I've been hearing a lot from my Midwestern friends lately. Larry, in particular, called every day last week. He moved in across the street from me when I was in kindergarten. We lived in suburban Chicago's DuPage County, where, if you weren't a Cubs fan, you were going to grow up persecuted. Larry didn't know this at age 6. So I lied to him. I told him that being a White Sox fan put you on the fast track to North School's social register. He bought it, and thus began 50 years of him taking guff. We hung on every pitch in the 1959 World Series, but the Sox lost. A couple of nights ago, 46 years of waiting for another chance came to a joyous close. This has nothing to do with anything in Whitworth Today, but I had to write it. Sorry for this blatant abuse of my office.
This Whitworth Today features our new strategic plan. And for the third time since I've been at Whitworth I'm introducing a five-year plan with the refrain, "Whitworth will be stronger, not different." The chart on the left begs the question, "At what point does stronger become different?"
By the numbers, we look different. But in three fundamental areas we are the same school freshmen found in the fall of 1990: our undergraduate, liberal-arts focus; our union of Christ-centeredness and a spirit of open inquiry; and our conviction that a nurturing community enables the kind of holistic learning we prize.
Why, then, having come so far, would we embark on such an ambitious strategic plan that will rely on a giant infusion of financial resources? I'm reminded of another letter I received from a Midwesterner, in which he enclosed a cartoon of a Washington state panhandler wheedling, "Say buddy, can you spare $3.75 for a double-shot hazelnut cappuccino?" Are we being greedy when we seek to attract almost $100 million? Absolutely not!
The quality of Whitworth's faculty, students and curriculum has banged its head on the resource ceiling. In the past six or seven years, for example, we have attracted superb scientists and artists to our faculty. Correspondingly, we have watched the number of majors in these two areas rise by more than 50 percent, accompanied by an equally impressive rise in their predicted grade points. If we hope to maintain, not to mention improve, our current levels of quality, we need more and better space. Aggressively and with great excitement, we must tap every source of support. And we will.

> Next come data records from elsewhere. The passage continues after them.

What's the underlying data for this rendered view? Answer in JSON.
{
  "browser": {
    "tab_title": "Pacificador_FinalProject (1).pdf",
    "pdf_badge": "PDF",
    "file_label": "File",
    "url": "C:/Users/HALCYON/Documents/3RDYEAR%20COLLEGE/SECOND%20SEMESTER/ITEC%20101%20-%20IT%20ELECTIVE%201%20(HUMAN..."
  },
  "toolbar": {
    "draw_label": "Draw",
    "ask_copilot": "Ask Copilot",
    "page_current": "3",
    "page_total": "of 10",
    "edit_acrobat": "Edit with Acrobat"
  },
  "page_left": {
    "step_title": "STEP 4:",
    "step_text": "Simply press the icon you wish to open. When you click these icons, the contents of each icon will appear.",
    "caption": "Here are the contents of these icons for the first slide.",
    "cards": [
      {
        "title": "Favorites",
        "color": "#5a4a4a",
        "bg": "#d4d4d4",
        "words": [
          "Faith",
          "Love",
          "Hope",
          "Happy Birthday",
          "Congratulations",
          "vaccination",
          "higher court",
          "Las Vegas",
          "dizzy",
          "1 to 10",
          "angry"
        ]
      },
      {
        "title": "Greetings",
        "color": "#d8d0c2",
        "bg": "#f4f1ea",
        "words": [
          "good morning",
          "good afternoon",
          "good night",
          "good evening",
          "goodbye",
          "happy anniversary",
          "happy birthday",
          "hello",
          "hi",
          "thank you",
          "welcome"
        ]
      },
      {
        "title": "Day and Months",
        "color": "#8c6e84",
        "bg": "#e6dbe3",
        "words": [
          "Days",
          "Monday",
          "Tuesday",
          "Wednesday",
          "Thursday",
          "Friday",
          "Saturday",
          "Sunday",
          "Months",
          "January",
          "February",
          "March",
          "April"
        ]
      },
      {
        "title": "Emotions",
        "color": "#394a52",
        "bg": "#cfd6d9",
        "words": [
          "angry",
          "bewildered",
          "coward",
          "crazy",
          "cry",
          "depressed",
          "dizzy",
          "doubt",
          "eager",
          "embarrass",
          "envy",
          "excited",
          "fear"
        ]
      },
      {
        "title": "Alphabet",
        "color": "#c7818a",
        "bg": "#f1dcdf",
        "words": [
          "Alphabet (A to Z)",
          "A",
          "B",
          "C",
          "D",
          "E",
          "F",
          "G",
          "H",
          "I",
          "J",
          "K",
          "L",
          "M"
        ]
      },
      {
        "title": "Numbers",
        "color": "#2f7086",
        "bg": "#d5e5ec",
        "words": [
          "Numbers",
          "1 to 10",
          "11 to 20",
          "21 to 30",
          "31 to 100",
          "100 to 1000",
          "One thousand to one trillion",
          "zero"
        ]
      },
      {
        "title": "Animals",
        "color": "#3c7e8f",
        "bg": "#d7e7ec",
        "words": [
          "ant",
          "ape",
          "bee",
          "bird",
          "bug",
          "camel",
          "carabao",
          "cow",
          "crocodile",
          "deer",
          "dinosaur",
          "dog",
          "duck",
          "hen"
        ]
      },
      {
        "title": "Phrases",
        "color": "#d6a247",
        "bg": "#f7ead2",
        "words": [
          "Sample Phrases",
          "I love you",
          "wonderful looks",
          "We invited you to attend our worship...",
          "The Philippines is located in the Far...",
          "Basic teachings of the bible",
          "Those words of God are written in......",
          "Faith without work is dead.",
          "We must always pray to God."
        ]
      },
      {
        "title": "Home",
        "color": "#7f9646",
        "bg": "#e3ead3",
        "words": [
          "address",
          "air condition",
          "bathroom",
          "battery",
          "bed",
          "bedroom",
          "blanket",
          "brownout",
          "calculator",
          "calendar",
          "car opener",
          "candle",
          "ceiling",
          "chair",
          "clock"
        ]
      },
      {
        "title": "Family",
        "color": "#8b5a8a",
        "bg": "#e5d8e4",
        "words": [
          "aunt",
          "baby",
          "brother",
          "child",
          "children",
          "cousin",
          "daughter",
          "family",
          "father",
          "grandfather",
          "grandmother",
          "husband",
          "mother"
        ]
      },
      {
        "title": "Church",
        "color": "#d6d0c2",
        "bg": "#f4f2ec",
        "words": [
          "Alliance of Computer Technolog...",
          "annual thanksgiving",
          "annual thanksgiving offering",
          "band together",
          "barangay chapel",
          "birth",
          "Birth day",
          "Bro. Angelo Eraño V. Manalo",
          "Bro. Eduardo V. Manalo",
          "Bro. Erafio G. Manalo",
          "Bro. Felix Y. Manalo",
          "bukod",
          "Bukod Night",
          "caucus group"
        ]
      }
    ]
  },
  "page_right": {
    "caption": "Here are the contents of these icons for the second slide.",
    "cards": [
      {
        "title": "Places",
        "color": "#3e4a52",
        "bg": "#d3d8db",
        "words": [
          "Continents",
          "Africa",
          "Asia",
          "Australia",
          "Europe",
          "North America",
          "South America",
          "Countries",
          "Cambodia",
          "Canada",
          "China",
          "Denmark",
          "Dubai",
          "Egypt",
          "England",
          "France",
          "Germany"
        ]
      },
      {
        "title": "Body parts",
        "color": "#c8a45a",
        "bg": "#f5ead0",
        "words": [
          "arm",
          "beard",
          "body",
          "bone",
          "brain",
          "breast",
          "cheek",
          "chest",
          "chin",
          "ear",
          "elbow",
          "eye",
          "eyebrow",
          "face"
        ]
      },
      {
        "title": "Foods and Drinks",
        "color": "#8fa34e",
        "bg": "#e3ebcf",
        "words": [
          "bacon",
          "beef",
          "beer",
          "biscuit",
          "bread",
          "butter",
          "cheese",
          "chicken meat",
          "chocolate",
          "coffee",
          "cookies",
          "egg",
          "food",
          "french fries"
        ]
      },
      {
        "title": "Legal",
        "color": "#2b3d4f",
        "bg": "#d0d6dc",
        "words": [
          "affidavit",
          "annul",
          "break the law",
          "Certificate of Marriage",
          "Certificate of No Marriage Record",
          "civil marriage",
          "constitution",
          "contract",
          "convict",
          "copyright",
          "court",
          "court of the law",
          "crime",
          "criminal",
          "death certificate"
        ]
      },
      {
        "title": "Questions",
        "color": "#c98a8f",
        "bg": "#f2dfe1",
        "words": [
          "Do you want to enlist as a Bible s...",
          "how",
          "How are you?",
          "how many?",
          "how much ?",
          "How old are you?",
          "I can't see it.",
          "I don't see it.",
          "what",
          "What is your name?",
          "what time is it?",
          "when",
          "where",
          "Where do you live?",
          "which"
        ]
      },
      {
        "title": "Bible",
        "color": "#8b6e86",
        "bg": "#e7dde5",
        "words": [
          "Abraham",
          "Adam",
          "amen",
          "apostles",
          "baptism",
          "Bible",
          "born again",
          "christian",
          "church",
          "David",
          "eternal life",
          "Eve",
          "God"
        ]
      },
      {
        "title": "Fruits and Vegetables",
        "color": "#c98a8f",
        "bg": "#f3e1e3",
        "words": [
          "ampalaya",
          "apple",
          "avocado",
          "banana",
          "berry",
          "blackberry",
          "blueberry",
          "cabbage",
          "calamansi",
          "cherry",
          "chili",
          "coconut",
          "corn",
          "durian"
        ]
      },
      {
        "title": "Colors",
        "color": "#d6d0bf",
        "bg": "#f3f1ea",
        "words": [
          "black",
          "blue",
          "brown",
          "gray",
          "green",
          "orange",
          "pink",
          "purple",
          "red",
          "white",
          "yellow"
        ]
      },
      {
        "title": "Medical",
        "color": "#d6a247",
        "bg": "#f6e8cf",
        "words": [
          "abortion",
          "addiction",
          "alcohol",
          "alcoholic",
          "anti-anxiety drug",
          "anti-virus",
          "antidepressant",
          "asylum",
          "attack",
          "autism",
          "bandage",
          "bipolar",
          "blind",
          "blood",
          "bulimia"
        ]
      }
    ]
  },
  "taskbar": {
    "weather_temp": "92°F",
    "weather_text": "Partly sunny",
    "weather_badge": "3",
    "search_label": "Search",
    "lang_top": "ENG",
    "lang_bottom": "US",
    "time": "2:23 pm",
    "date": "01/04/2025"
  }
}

I hope that as you read about our future you will take great pride in enabling our past. Quite simply, we had no chance of pulling off the accomplishments of the last 15 years without you. What you have done, dare I say it, is even more amazing than what those White Sox just pulled off. And with your help we hope to repeat our success over the next five years. We thank God for you and for this wonderful school. Please keep us in your prayers. We believe with the psalmist that "Unless the Lord builds the house, they labor in vain who build it; unless the Lord guards the city, the watchman keeps vigil in vain."